② 運動と脳の関係(運動生理学と神経科学)
◯有酸素運動と認知機能を結びつける考え方
•有酸素運動(散歩・軽い体操)は脳由来神経栄養因子(BDNF)を増加させ、認知機能を保護するとされ、特に海馬(記憶を司る脳部位)に良い影響があるとされております。
◯デュアルタスク訓練
•『歩きながらしりとり』『各種の脳トレ体操』などの二重課題訓練は、注意力・実行機能の維持に効果的で、認知症予防プログラムの一環として多くの施設で導入されております。
③ 睡眠と脳・身体の健康(睡眠医学)
◯睡眠の質を高める事を目的とされております。
•深い睡眠中に脳が老廃物(アミロイドβなど)を排出。特にご高齢者の方々の睡眠は浅くなりがちなので、規則正しい生活リズムと朝の光浴が重要とされております。
④ 食事と脳の健康(栄養学)
◯地中海式食事法やMIND食(地中海式食事法とDASH食[高血圧予防・改善を目的とした食事法]を組み合わせた考え方)を重視する。
•魚、ナッツ、葉野菜、ベリー類、オリーブオイルを多く含む(地中海式食事法)食事は…認知症リスクを下げるとされております。
•オメガ3脂肪酸、ビタミンD、ポリフェノールを多く含む食品、特に…青魚(特にサバ、サンマ、イワシ)、くるみ、エゴマ油、亜麻仁油、キノコ類(特に干し椎茸)、緑黄色野菜(特にカボチャ、ピーマン、ブロッコリー)等は…脳に良い影響があるとされております。
⑤ 心のケア(精神医学・心理学)
◯孤独・不安の軽減
•孤独は認知症のリスク要因とされております。故に社会的つながりを持つ事が脳機能向上に役立つとされております。

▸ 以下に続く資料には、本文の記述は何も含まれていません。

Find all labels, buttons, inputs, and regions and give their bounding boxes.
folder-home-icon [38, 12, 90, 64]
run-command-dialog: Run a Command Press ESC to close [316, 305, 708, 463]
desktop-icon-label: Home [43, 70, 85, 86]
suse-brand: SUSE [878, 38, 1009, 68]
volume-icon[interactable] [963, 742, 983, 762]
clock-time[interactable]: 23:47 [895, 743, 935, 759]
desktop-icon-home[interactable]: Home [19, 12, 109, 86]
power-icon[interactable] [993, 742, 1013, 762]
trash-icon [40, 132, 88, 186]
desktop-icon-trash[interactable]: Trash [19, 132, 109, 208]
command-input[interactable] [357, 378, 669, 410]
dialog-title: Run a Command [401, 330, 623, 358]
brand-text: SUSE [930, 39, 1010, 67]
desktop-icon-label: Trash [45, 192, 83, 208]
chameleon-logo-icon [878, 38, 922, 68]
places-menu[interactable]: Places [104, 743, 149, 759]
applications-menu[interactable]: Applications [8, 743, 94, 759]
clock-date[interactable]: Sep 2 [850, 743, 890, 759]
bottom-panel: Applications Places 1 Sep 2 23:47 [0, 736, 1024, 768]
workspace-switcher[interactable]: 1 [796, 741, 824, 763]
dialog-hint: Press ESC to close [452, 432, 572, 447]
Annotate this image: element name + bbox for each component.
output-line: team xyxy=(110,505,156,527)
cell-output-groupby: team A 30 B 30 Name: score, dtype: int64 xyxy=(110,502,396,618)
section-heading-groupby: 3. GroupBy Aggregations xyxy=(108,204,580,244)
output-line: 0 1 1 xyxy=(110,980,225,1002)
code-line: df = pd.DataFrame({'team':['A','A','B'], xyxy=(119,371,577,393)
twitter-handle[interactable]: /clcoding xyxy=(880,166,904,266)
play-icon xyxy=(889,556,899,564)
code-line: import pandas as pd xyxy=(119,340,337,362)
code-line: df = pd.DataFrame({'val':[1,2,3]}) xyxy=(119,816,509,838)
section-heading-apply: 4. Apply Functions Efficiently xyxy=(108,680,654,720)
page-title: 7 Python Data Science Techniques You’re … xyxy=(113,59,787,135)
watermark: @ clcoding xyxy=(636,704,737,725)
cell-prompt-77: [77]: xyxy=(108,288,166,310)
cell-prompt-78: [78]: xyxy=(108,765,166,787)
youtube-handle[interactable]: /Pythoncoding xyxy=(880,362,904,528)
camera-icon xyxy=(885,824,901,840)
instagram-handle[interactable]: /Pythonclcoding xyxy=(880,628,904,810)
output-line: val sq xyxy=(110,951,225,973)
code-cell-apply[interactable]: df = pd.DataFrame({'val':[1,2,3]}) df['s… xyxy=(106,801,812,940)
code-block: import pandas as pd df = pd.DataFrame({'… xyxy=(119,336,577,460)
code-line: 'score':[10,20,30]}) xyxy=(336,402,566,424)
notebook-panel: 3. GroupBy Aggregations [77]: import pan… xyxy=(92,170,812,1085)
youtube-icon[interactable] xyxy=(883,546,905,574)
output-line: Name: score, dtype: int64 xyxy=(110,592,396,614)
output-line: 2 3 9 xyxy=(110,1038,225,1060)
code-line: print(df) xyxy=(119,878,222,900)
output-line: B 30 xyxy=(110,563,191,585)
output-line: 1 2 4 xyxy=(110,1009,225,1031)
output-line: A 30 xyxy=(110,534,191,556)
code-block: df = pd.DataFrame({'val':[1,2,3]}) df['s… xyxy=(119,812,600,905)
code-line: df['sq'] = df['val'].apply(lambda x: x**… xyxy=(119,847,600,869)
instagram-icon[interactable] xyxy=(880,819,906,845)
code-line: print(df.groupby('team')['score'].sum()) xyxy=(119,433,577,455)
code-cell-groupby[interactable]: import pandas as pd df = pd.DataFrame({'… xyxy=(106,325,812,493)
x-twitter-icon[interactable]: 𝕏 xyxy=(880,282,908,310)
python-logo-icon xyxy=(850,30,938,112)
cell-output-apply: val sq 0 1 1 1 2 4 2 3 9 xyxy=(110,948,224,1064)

その中でも認知行動療法的なアプローチで「できること」に焦点を当て、自信と意欲を引き出し、社会的繋がりを持つ事に関心を持って頂く事が良いとされております。

以上、本日は日々大変な想いをされておりますご利用者様、そしてそんなご利用者様を毎日必死に支えておられますご家族様のご質問にお応えする形で、『ご高齢者のQOL(生活の質)を高めて、認知機能や身体機能の維持・改善を目指す実践的な方法を最新の脳科学や医学的知見を重視しながら』社会的に評価の高い実践例を取り上げて参りました。『ふじの花』では…毎回のブログの中で…『気付き』と『寄り添い』が重要と述べておりますが、その為にはご利用者様の中に、表面的に現れる事象が何故現れてくるのか?を…指標となるべき科学的な知見に考察を加える事で…皆様に可能な限り解り易くご提供する事を行なっております。1度に実践する事は難しいとは思いますが、主治医の先生とご相談されながらもひとつのご参考にして頂けましたら幸いでございます。